Mais recentemente o próprio MDS tem divulgado algumas pesquisas sobre o cumprimento das condicionalidades exigidas pelo PBF e seus efeitos para as famílias atendidas (MDS, 2006d). Em termos gerais, o que se tem diagnosticado é, de um lado, uma excelente eficácia na seleção dos beneficiários do PBF e, de outro, são sérias dúvidas sobre os efeitos das condicionalidades. Fábio Veras Soares, Rafael Perez Ribas e Rafael Guerreiro Osório (2007), em trabalho de Centro Internacional da Pobreza, formulam as principais conclusões a esse respeito. Quanto à alimentação, os autores avaliam que o PBF não provocou alterações significativas no nível de consumo, mas alterou seu perfil de gasto, com mais consumo de alimentos, vestuário infantil e material escolar. Em relação à educação, a pesquisa revela que houve um aumento da freqüência à escola e redução da evasão. No entanto, houve aumento da repetência. Para os autores, tais resultados confirmam a tese de que a quebra do ciclo intergeracional de transmissão da pobreza não pode ocorrer com intervenções que se concentram apenas “do lado da demanda”. É preciso, igualmente, intervir na qualidade dos serviços, políticas e oportunidades ofertados a essa população (SOARES, RIBAS e OSÓRIO, 2007, p. 9).

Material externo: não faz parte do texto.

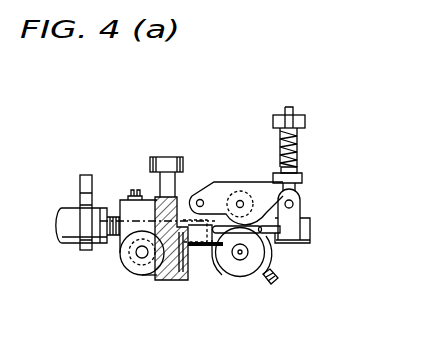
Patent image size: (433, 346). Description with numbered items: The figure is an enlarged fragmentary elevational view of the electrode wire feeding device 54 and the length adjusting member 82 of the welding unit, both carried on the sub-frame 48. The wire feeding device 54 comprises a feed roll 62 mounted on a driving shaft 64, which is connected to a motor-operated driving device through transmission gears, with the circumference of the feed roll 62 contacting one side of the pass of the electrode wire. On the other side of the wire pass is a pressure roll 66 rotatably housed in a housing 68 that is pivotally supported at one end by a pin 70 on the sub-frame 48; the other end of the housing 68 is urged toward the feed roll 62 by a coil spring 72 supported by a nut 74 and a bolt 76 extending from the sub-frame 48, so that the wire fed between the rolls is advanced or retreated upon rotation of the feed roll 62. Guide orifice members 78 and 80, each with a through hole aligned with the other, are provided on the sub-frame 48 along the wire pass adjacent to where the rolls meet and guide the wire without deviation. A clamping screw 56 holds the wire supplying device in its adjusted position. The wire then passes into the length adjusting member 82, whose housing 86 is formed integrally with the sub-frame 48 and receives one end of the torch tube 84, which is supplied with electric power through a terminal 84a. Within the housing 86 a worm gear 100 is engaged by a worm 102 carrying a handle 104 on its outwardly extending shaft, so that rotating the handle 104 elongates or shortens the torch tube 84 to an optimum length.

The sub-frame 48 is at (212, 243).
The wire feeding device 54 is at (248, 287).
The clamping screw 56 is at (276, 282).
The feed roll 62 is at (231, 262).
The driving shaft 64 is at (241, 254).
The pressure roll 66 is at (240, 191).
The housing 68 is at (226, 195).
The pin 70 is at (200, 199).
The coil spring 72 is at (293, 140).
The nut 74 is at (304, 118).
The bolt 76 is at (288, 107).
The guide orifice member 78 is at (268, 247).
The guide orifice member 80 is at (213, 212).
The length adjusting member 82 is at (121, 272).
The torch tube 84 is at (73, 217).
The terminal 84a is at (86, 175).
The housing 86 is at (124, 192).
The worm gear 100 is at (125, 248).
The worm 102 is at (160, 285).
The handle 104 is at (168, 158).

De acordo com o estudo de caso em Londrina, as condicionalidades, ou compromissos exigidos das famílias, podem, ainda, assumir um caráter capaz de ofuscar a relação entre a política e as/os usuárias/os. Além das obrigações relacionadas à educação e à saúde, inclui-se a “obrigação do beneficiário” (...) de “participar assiduamente das atividades propostas pelo

programa: reuniões e outros encaminhamentos que se fizerem necessários”14. Usando um artifício

discursivo, esta obrigação é também apresentada como um “direito”, constante do Termo de Adesão e Compromisso assinado pela pessoa responsável pelo benefício, diga-se, pela mulher, que deste modo passa a acumular mais responsabilidades em favor do grupo familiar.

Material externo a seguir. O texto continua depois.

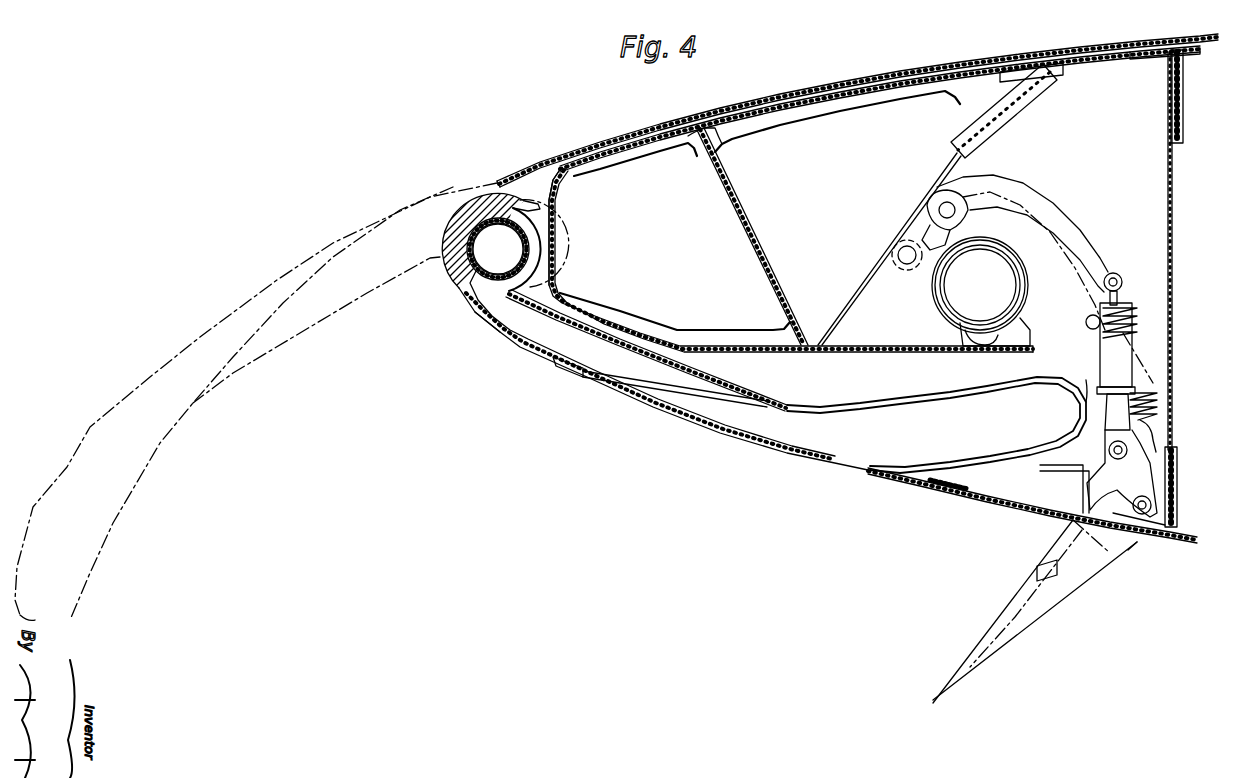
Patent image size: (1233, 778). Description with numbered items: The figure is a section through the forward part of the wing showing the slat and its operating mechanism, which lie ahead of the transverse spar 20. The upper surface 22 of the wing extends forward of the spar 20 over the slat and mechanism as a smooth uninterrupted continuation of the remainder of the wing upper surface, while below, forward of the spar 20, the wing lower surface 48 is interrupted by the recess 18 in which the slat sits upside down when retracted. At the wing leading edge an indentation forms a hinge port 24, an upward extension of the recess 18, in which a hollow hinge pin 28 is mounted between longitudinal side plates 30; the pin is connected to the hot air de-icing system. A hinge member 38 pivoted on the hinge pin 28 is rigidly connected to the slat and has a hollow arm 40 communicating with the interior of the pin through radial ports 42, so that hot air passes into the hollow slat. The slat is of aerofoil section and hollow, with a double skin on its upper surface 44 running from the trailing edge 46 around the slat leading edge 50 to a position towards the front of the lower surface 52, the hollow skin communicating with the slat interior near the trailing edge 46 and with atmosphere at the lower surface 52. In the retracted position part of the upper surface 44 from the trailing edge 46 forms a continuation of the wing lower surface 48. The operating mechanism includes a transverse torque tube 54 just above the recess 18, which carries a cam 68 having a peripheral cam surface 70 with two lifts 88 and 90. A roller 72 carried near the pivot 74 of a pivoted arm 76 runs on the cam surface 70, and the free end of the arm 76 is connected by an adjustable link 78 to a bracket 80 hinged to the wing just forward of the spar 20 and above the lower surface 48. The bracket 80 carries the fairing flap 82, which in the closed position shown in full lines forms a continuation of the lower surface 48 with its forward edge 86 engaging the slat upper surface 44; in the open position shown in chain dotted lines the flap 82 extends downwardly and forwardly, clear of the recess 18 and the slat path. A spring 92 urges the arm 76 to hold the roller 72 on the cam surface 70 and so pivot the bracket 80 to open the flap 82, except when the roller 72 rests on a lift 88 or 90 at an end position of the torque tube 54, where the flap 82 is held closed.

The recess 18 is at (873, 388).
The transverse spar 20 is at (1171, 225).
The upper surface 22 is at (893, 73).
The hinge port 24 is at (498, 183).
The hollow hinge pin 28 is at (531, 245).
The longitudinal side plate 30 is at (550, 214).
The hinge member 38 is at (488, 326).
The hollow arm 40 is at (720, 360).
The radial port 42 is at (470, 249).
The slat upper surface 44 is at (278, 280).
The trailing edge 46 is at (530, 352).
The lower surface 48 is at (1180, 542).
The slat leading edge 50 is at (1087, 375).
The lower surface 52 is at (888, 398).
The torque tube 54 is at (1023, 309).
The cam 68 is at (946, 322).
The peripheral cam surface 70 is at (933, 295).
The roller 72 is at (937, 198).
The pivot 74 is at (897, 251).
The pivoted arm 76 is at (1043, 205).
The adjustable link 78 is at (1110, 350).
The bracket 80 is at (1123, 477).
The fairing flap 82 is at (987, 503).
The forward edge 86 is at (870, 472).
The lift 88 is at (967, 207).
The lift 90 is at (983, 345).
The spring 92 is at (1148, 398).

A expressão “obrigação” vem sendo aos poucos varrida da linguagem da assistência social no decorrer dos últimos anos, especialmente nos trabalhos realizados em grupos. Assim, nessas ocasiões as assistentes sociais dizem para as usuárias que “é importante”, “é um compromisso”, a participação delas nas reuniões para as quais são convocadas. Na seqüência advertem que não havendo este compromisso elas estarão sujeitas ao bloqueio do benefício. Efetivamente a advertência da assistente social soa como ameaça para a maioria das mulheres usuárias e expressa uma alienação do direito aos benefícios assistenciais.